Rethinking Development: Empowerment of the Community

The other day, I was having a conversation with someone about the goals of Pangea Proxima and, more generally, about development work.  This person suggested to me that I consider introducing clinical trials to impoverished rural areas of the countries that I may work in.  The rationale was that clinical trials were a method of supplying people with medical assessments and medications that they would not have access to otherwise.  As well-intentioned as this perspective may be, I couldn’t help but be surprised that the larger implications regarding ethical practices and sustainability weren’t immediately understood as well. 
Children of Butajira, Ethiopia

I joined Pangea Proxima as a consultant because I believe in work that is thoughtful in its development as well as respectful of human dignity regardless of location or socioeconomic status of the people benefiting from the project.  The goal is always to develop projects that have staying power, that community members have ownership over, that elicit pride.  A clinical trial, while potentially providing healthcare to the selected participants, is time-limited and for a select few.  Sustainable projects should ideally have a long-lasting impact and be available to all.  In addition, I don’t believe that using a person’s inability to access healthcare as an avenue to test medical practices or medications is morally acceptable.  So this leads me to my question of... why?  Why would someone who I believe to be generally ethical suggest a project idea that I believe is a great departure from the direction that development work should be heading?
Mural in Hawassa, Ethiopia

I think the answer to this question lies in the distance that people can place between those living in wealthy countries as opposed to people living in low-income, and therefore low-resource, countries.  There is a tendency to try to fix the problem of poverty by throwing solutions at it, in the form of money or donations, when these may not ultimately be a solution at all.  Feeding a person for a day may mean that their stomach is full today, but empty again tomorrow; the underlying issue that caused the hunger remains.  I believe that educating and empowering an individual or a community is 100 times more effective in promoting development than donating food or clothing is.  Increasing skills in sustainable farming or building practices not only provides lasting food and shelter, it maintains the dignity of the project participants. 

There is a movement in the international development world that is shifting away from the previous paradigm of wealthy countries donating money and an agenda for poor countries to implement.  The shift is toward the empowerment of people in low-income countries to find and implement solutions for their own countries because they are, quite obviously, the people who know their land best.  I believe that the most successful and ethical projects that require outside funding or support are the ones that truly harness and empower the voices of the target population.  Pangea Proxima is attempting to do just this by building local capacity, employing local people in projects, getting ideas from local people and consulting with the community every step of the way.  I believe that this is the direction that development work needs to head in in order to maintain integrity, and for this reason I am very proud to join the Pangea Proxima team.

Author: Marina Marcus (Pangea Proxima International Consultant- Global Health Specialist)

1 comment:

J Mincey said...

Wonderful work, Marina.

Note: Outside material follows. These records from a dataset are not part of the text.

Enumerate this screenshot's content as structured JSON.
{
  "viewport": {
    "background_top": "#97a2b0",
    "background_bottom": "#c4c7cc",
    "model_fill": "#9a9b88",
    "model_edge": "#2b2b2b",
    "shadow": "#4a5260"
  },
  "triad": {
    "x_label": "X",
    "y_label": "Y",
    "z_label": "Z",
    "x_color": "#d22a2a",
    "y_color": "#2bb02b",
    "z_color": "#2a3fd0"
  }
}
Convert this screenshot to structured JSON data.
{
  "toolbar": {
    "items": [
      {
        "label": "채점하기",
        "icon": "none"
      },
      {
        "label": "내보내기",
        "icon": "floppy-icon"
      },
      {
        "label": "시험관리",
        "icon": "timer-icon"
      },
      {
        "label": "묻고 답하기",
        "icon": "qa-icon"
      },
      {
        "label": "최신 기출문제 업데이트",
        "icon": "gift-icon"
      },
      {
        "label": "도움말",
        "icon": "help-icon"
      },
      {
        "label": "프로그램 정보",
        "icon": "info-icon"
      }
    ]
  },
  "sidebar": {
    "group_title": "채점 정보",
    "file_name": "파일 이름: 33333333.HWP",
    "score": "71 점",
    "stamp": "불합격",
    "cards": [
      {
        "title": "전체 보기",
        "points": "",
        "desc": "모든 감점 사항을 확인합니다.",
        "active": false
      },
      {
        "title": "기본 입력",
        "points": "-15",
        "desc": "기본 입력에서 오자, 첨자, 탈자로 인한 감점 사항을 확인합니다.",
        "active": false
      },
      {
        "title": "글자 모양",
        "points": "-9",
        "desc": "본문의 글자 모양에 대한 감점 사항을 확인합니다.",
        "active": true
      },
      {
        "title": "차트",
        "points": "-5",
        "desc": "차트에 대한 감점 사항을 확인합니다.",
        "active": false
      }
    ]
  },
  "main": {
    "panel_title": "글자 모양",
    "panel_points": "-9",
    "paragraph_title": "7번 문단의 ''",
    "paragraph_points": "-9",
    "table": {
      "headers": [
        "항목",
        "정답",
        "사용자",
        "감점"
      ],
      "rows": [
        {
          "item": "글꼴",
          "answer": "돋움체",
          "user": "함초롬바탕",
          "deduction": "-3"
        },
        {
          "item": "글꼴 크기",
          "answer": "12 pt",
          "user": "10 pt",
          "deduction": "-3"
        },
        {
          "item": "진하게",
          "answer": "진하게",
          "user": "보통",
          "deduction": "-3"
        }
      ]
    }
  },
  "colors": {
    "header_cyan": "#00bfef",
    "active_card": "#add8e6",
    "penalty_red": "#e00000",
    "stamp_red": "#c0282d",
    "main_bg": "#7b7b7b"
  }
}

I agree wholeheartedly that empowerment of the people is the key. It is one thing to insert your own agenda and do what you think is good for a community. It is quite another to offer resources to the people and let them make decisions that work best for them. This gives the people in the community a sense of ownership and, in the long run, will make for change that could last for generations.

Once again, nice job. It is nice to be affiliated with an organization that has so many like-minded, forward-thinking people, such as yourself.